Webseite schneller machen: 100 % bei Google PageSpeed

Webseite beschleunigen

Langsame Webseiten sind echt nervig. Nicht nur, dass die Menschen immer ungeduldiger werden und die Seite wieder verlassen, bevor sie überhaupt geladen hat.

Auch Google will ab 2021 schnelle Webseiten bevorzugen. Das heißt, dass es auf jeden Fall zum Rankingfaktor wird.

Das war es zwar bis jetzt auch schon. Aber es wird noch krasser.

Aber wie kannst du deine Webseite schneller machen und 100 % bei Google PageSpeed Insights bekommen?

Ganz einfach: Befolge diese Anleitung. Ich selber gehe diese Reihenfolge bei allen meinen Webseiten durch und komme fast immer auf 100 %.

Nutze einen schnellen Hoster

Jedes Mal, wenn User eine Webseite aufruft, greift er auf den Server des Hosting-Anbieters zu. Denn dort liegen alle Daten, die geladen werden müssen.

Bei jedem Besuch wird also eine Anfrage an den Hoster gestellt.

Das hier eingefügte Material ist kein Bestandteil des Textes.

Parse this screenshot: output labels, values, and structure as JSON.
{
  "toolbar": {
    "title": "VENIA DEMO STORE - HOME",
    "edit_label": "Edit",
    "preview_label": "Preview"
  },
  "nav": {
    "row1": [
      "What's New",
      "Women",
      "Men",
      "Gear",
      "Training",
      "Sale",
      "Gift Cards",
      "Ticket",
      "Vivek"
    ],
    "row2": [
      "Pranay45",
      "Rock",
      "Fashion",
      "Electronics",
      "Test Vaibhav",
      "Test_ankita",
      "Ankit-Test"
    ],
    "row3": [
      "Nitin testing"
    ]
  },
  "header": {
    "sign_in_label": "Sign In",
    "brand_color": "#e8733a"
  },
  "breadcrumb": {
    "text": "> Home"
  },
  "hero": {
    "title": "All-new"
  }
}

Einige Hoster benötigen aber mehr Zeit, um die Daten zu laden (TTFB). Dabei geht viel Ladezeit verloren.

Ich beispielsweise bin bei All-Inkl. Damals habe ich alles versucht, um meine Seite zu optimieren. Irgendwann fand ich heraus, dass es an dem Hoster liegen muss. Eine E-Mail an All-inkl löste das Problem schließlich. Sie haben meine Webseiten auf einen anderen Server umgezogen und waren meine Seiten superschnell.

Leider geht das nicht bei allen Hosting-Anbietern so einfach. manche sind und bleiben langsam. Hier sollte man sich wirklich überlegen, lieber 10 Euro im Jahr mehr zu zahlen und dafür immer eine schnelle Webseite zu haben.

Neben All-inkl gibt es auch weitere schnelle Hosting-Anbieter. Trotzdem kann ich All-inkl nur empfehlen.

Nutze ein schlankes Theme (SEO optimiert)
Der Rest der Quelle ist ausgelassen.